Now that I have been taking classes at the University of Hyderabad (or Hyderabad Central University, as it is called here) for about three months now, I have started to reflect a bit more on my academic experience. As I wrote at the beginning of the semester, the University of Hyderabad is a predominantly graduate-level university about 20 minutes outside the center of Hyderabad. Although the university has a small student body of about 5,000 students, the campus is vast, full of greenery, and serves as a nice sanctuary within the bustling city. Much of the campus still lies untouched, so despite the long, hot walks to South Campus every afternoon, it is nice to be in an environment with lakes, trees, and wildlife like peacocks and water buffalo.
I am taking four classes this semester, two that are direct-enrollment with Indian students and two that are only for international students and are held in the Study in India Program building all the way in South Campus (which is quite far from the rest of the academic buildings). My two SIP courses, Basic Hindi and Indo-US Policies, are structured much more like classes at home and cater more to our home school programs and majors. These classes are great because our professors give us tons of opportunities to do things outside of the classroom and experience different aspects of Indian culture. Our Hindi professor, Bhavani, who is also a home stay mom for some girls in my program, holds cooking classes in her home for us. And our Indo-US Policies professor, Ramesh Babu, took us on a trip to Osmania University in another part of Hyderabad, had us over to his sister’s house for dinner, and invited our whole class to his cousin’s wedding. Even though we are just their students, they really embody the Indian culture of welcoming guests and want us to see India in the best way possible.

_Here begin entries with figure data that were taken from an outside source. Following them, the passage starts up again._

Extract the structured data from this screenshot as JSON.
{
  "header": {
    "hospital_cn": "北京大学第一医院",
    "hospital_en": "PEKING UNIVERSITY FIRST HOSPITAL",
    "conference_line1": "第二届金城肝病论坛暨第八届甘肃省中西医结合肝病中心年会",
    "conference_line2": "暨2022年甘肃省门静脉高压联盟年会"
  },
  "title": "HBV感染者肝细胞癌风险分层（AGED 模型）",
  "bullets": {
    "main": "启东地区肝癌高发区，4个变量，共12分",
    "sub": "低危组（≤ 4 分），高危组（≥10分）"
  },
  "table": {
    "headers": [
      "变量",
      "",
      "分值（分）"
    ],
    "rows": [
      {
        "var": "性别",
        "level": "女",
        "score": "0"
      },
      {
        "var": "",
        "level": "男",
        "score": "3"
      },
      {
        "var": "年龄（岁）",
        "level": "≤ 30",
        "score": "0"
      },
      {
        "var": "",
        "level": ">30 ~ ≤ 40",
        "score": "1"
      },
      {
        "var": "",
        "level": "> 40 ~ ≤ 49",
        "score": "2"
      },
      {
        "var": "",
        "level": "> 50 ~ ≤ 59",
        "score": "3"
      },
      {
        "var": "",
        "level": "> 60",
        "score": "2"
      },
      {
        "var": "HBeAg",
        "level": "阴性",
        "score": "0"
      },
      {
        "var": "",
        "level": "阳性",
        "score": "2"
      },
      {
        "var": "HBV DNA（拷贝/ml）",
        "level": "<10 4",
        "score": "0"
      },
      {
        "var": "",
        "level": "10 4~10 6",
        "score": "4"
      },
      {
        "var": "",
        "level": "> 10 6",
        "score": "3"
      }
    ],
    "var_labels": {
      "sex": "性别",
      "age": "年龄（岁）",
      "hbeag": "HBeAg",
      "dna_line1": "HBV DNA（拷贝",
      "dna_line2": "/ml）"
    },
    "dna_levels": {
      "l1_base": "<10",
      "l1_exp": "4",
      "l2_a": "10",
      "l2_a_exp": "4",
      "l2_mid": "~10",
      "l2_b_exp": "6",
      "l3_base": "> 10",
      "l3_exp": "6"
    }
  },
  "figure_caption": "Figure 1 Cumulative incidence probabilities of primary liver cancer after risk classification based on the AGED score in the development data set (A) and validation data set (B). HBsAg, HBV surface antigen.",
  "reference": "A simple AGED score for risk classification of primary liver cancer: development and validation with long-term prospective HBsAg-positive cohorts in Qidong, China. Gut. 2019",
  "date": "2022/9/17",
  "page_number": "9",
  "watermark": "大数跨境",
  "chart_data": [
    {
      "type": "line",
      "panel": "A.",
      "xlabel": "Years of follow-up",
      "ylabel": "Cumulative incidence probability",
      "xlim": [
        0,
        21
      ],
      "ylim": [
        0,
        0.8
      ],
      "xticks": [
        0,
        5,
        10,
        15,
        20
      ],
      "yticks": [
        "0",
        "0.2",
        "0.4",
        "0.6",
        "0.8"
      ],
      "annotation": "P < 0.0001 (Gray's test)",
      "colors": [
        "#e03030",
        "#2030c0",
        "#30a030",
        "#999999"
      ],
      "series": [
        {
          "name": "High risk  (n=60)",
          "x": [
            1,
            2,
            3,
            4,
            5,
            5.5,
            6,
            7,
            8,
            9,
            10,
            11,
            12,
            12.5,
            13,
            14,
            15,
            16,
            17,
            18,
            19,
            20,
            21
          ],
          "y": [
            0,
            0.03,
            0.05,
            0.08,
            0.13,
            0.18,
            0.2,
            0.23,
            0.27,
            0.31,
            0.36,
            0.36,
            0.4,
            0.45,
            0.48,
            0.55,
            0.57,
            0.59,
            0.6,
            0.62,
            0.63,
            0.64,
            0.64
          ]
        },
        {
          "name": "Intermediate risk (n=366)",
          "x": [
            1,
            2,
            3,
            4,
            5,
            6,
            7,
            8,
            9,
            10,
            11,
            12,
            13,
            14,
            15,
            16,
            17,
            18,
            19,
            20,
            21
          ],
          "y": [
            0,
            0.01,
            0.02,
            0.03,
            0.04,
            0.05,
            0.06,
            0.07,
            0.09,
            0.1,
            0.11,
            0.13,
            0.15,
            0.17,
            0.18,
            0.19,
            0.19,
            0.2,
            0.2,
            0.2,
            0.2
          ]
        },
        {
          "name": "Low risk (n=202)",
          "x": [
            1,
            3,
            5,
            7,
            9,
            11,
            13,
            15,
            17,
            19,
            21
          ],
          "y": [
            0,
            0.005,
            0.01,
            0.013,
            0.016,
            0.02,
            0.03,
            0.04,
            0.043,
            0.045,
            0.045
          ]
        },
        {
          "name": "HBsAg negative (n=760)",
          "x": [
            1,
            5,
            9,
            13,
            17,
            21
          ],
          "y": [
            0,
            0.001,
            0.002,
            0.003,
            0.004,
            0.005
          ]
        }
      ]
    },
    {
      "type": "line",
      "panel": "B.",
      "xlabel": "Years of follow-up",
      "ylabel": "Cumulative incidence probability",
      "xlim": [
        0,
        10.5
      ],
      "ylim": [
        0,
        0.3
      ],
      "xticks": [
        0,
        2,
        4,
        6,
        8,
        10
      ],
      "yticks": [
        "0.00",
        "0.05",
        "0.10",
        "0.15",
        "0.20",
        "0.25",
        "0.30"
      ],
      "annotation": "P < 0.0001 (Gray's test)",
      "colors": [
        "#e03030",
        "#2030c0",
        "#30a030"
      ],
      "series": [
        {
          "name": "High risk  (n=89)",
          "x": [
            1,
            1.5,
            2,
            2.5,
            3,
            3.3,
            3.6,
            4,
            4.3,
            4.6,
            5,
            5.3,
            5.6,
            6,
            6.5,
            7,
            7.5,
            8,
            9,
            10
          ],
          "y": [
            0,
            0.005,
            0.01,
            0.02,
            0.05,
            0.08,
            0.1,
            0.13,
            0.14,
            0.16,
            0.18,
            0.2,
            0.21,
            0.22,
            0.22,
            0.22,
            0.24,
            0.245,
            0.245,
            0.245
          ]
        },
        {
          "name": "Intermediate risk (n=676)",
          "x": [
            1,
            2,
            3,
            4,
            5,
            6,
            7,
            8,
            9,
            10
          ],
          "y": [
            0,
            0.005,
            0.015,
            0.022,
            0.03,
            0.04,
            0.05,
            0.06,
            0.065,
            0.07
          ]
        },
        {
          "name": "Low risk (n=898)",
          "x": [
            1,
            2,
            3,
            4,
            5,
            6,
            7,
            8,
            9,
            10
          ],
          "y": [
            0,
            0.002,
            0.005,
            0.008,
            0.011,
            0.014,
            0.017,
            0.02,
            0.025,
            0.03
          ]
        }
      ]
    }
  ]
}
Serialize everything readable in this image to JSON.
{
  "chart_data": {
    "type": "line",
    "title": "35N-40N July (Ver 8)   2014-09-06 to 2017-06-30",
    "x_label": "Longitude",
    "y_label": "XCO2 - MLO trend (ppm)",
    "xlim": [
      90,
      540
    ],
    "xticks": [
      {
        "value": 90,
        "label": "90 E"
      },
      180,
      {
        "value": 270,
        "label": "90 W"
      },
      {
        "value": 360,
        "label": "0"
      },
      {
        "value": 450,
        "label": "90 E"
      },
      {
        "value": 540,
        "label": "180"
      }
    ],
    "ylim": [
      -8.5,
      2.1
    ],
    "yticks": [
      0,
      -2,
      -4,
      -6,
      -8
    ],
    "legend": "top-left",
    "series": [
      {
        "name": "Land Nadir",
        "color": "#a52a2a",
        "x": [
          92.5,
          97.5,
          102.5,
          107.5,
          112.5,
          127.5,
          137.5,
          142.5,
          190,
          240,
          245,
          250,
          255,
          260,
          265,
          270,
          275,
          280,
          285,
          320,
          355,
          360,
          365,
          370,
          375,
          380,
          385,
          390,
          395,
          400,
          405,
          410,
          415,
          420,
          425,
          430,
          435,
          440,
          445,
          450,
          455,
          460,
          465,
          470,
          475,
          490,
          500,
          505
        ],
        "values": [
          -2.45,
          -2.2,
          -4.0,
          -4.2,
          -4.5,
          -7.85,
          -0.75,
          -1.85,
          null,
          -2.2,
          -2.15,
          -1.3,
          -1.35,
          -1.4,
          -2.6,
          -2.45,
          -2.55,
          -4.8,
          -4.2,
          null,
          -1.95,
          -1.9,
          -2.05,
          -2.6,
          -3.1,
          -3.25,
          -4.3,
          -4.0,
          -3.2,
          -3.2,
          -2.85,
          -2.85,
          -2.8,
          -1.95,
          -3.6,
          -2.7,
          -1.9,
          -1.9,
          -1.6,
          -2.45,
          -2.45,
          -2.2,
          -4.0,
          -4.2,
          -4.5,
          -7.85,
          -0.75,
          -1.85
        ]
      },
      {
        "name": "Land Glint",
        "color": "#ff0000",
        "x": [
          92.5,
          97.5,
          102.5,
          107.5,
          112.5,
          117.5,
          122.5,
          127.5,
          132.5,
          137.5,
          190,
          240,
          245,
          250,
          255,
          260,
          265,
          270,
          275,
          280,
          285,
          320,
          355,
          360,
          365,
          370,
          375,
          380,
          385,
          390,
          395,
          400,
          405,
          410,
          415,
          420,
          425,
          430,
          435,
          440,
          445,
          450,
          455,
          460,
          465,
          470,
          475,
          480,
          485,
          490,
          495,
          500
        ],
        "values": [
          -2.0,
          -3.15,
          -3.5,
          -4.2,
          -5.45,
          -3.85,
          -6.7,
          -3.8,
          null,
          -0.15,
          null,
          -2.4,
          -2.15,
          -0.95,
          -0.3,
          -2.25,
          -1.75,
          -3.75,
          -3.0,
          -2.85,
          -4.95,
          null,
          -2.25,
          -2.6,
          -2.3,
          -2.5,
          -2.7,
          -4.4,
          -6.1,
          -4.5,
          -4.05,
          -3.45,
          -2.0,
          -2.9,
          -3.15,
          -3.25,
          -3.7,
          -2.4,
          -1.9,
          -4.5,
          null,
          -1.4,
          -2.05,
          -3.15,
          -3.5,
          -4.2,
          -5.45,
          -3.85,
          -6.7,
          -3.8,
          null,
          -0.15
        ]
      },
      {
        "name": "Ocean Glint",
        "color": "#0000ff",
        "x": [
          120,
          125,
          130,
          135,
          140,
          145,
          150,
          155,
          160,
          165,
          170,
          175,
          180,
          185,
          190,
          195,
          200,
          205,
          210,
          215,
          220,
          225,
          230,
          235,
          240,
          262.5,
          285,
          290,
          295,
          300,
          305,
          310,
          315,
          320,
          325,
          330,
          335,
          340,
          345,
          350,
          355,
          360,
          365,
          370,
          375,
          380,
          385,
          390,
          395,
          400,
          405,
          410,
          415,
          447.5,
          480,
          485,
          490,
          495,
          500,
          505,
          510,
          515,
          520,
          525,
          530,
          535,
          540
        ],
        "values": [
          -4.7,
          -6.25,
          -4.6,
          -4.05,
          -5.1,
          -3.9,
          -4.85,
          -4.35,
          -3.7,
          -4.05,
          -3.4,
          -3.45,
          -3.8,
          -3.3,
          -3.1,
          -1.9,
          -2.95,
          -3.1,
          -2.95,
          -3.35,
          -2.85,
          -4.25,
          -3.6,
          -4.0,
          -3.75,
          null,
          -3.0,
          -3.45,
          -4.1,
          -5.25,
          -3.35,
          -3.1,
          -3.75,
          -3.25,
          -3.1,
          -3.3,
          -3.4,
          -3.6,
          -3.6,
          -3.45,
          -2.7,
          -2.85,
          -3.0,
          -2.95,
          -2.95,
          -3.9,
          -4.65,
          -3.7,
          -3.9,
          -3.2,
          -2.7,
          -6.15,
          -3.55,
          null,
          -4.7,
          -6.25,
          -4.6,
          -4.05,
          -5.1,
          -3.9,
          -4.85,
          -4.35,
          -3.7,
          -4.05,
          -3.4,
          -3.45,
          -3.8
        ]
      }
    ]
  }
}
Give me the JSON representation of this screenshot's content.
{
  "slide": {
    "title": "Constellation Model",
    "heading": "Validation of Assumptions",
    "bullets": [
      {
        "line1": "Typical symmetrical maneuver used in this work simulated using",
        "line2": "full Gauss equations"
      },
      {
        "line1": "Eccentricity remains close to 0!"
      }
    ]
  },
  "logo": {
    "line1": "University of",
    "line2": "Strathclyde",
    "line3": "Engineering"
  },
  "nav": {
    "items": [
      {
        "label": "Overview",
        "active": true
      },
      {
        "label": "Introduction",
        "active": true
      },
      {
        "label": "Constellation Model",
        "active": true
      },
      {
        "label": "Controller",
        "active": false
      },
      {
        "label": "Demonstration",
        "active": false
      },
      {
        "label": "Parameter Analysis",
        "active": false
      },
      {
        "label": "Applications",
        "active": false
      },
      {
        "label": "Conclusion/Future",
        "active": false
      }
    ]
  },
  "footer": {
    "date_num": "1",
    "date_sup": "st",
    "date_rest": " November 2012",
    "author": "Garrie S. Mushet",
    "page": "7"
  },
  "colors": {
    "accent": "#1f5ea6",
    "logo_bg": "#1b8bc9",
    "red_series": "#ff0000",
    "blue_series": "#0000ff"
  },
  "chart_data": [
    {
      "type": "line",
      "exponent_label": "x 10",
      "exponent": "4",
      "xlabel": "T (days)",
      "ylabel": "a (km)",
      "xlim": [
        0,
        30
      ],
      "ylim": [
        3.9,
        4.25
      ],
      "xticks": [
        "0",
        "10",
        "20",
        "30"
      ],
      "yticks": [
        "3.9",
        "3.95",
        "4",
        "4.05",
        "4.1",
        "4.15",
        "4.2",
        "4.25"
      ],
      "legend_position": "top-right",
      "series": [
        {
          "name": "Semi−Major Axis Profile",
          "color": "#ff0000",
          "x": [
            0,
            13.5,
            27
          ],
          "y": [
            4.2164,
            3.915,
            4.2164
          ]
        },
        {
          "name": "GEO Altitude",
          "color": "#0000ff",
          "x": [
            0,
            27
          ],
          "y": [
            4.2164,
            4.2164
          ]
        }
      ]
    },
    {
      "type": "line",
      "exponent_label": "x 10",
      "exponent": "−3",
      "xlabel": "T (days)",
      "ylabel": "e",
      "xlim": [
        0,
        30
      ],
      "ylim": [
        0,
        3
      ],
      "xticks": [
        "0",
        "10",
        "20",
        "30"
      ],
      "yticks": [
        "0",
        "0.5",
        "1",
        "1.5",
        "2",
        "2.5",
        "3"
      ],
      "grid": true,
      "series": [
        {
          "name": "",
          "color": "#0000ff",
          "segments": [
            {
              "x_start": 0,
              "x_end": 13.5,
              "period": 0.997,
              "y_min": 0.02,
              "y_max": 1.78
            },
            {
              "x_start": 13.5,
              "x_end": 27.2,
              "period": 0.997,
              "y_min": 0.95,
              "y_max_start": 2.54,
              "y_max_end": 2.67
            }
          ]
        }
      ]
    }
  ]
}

For the most part, my classes in India are very similar to my classes at Richmond, but there are definitely some differences as well. My workload so far pales in comparison to my usual workload in Richmond, not because the class content is less challenging, but because the grading system here is much different. At home, professors generally decide the number and nature of assignments in each class. Here, however, there is a university-wide policy for assignments and grading. Professors must assign three “internal” assignments, counting only the best two, and one final. This means that you can skip one of the internal assignments because only your best two are counted. Other than these two assignments, no other work is really required, except studying for the final. This system makes it really easy to fall behind with readings because there isn’t much incentive to do them, especially if the class is lecture-style and you aren’t expected to contribute in discussions. What’s worse (or better, depending on your perspective) is that you only need 75% attendance to pass, so generally speaking, it is much easier to get by with much less effort than at Richmond.
I really notice this in my Indian Philosophy class, which has about 15 students, five of which are SIP students like me. We are learning about three schools of Indian philosophy, including Yoga, but the professor is very new to teaching and, according to my Indian classmates, studied art in graduate school – not philosophy. Because of this, her lectures are usually pretty confusing, not only to the international students, but to the Indians too. And to add to that, the Indian style of teaching tends to emphasize repetition, so many of our lectures are about very similar things for days at a time. After the first few weeks, many of the Indian students even stopped coming to class. For the international students, this class gets pretty frustrating, and we usually just read outside material on Indian philosophy to complete our assignments.
On the other hand, my Technology and Politics professor is very interesting to listen to and engages the students a lot in class. We talk about a wide range of topics – from philosophy to new technological advances with regards to caste and gender issues – and the students get really excited to contribute in class. The structure is mostly discussion-based, and our professor engages the class by assigning presenters and discussions on each reading assignment. If you don’t speak up during the discussion, she will inevitably call you out and ask if you have anything to add. She can be pretty intimidating, but her way of challenging students seems to work well. For our second internal assignment, we have to research a topic of our choice and present on it, but instead of presenting what we have learned about the topic, we present our research proposal to the class. The class and the professor critique our research and then we have to write a formal research report by the end of the semester. I have never had to do this type of project before, so I’m not sure if this is a difference between U.S. and Indian schools, or if it is because this is a masters-level course and I have only had undergraduate classes so far. Regardless, I am glad that I took this class because I feel like I am learning about Indian culture, not just through the course content but also by hanging out with my classmates.
Overall, I am really enjoying my classes in India and they are adding a lot to my experience. Not only do I enjoy learning about ancient Indian philosophy, India’s foreign policy, and caste and poverty issues, but I also think that observing my professors and classmates is a valuable way to learn about Indian culture.